The conversion or recreation process should concentrate on three elements:
Text extraction via a PDF converter or OCR
To translate your PDF, you first need to access its text and content. If the document has been scanned or vectorized, it no longer contains any text, but only “bitmap” images of the written characters. In that case, an Optical Character Recognition (OCR) will be used to transform these visual images into editable text. This process is time-consuming and should be avoided when possible.
To re-create a basic page layout, a simple Word-processor may suffice. But, a more complex design will require advanced DTP solutions, like Adobe InDesign, Illustrator, Photoshop, or QuarkXpress to better match the output of your original PDF. The quality of illustrations will also depend on accessing the source images, or on extracting them from the original PDF.
Natural textflow for translations
Translation tools divide the source text into “segments” (usually sentences) in order to analyze documents and store the translated units.

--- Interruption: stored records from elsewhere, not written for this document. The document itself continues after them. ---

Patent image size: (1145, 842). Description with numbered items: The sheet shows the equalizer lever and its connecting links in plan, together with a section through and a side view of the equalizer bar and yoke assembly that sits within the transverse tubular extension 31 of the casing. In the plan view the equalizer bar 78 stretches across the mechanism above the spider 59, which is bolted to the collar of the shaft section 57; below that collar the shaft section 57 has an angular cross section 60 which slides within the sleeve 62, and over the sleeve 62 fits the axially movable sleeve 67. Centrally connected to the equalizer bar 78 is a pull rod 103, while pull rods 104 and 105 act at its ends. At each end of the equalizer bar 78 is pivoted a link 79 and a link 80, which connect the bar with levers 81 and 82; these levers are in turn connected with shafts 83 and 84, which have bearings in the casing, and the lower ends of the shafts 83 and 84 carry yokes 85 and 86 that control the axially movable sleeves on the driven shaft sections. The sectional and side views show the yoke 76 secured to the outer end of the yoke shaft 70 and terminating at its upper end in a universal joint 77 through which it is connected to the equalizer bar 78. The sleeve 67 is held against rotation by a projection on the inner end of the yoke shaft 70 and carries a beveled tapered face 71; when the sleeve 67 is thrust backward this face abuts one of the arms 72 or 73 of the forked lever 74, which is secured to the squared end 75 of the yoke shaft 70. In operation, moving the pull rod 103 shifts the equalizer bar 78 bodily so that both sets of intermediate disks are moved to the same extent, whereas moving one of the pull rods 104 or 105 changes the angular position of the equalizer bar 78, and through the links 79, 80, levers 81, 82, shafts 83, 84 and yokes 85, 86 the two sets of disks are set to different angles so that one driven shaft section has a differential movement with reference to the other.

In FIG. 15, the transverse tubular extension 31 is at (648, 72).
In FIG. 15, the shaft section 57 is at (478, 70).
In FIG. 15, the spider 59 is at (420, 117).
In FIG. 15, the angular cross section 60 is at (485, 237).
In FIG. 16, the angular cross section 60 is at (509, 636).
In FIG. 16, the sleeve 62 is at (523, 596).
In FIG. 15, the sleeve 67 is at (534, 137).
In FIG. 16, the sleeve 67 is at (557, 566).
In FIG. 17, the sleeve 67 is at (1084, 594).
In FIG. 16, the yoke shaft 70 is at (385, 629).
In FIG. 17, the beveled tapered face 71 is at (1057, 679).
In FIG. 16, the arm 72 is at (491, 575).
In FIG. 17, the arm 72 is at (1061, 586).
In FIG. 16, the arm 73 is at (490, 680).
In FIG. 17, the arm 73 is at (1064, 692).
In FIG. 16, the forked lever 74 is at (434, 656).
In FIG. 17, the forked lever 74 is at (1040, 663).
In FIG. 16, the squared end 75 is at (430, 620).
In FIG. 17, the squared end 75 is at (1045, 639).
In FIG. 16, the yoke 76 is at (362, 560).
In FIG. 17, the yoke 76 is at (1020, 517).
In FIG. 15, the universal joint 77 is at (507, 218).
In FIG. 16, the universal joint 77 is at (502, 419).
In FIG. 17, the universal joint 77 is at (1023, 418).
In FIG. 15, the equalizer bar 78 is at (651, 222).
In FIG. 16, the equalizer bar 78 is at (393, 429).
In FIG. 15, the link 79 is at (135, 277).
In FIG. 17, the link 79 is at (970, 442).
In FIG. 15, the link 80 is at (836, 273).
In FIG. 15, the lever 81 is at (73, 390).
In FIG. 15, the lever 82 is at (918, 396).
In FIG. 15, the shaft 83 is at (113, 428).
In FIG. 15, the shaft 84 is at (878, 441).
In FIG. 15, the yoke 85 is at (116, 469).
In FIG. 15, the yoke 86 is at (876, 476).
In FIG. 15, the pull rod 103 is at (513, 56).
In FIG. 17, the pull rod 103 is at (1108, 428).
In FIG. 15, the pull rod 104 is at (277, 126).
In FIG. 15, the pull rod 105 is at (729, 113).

To efficiently translate a PDF, the converted text needs to be “clean” and provide complete sentences that follow the original textflow.
Some PDF conversion tools can generate editable documents that “look” great by simply creating individual text lines to recreate the original layout. But, they don’t recreate the original textflow needed for translation.
Any disruption in the natural flow of text (line-breaks, column and page jumps, hyphenations, header or footers), will render translation tools unusable since they would not be able to process full sentences.
With these files, translation memories will not be able to find any matches and your translators will have a very hard time understanding the (lack of) logic in the bits of text.
How does conversion impact my project?
No matter which method you choose, converting a PDF to recreate a new editable document for translation will always have an impact on the time, cost and quality of the translation:
- Time: Working from a converted PDF is usually slower than working from the source document since it requires additional steps. And PDF translations are often requested at the last minute, making a tight schedule even tighter.
- Cost: You need to pay to redo a document that your company already paid for. And your translation memories might become less efficient with a poor segmentation.
- Quality: Your translated document may have a lower quality than your original PDF, since the page layout had to be manually redone and the translators could not fully benefit from their CAT tools.
Our recommandation: Always keep track of your source.
When generating PDF documents, remember to keep track of your source files. This will not only help you update your documents later on. It will also be essential to optimize the translation process, and to keep your costs within budget.
To streamline the translation of a PDF, locate the source document before requesting your translation. Everyone will be happier for it 🙂
And if you don’t have the source available, make sure that your translators use the right conversion process.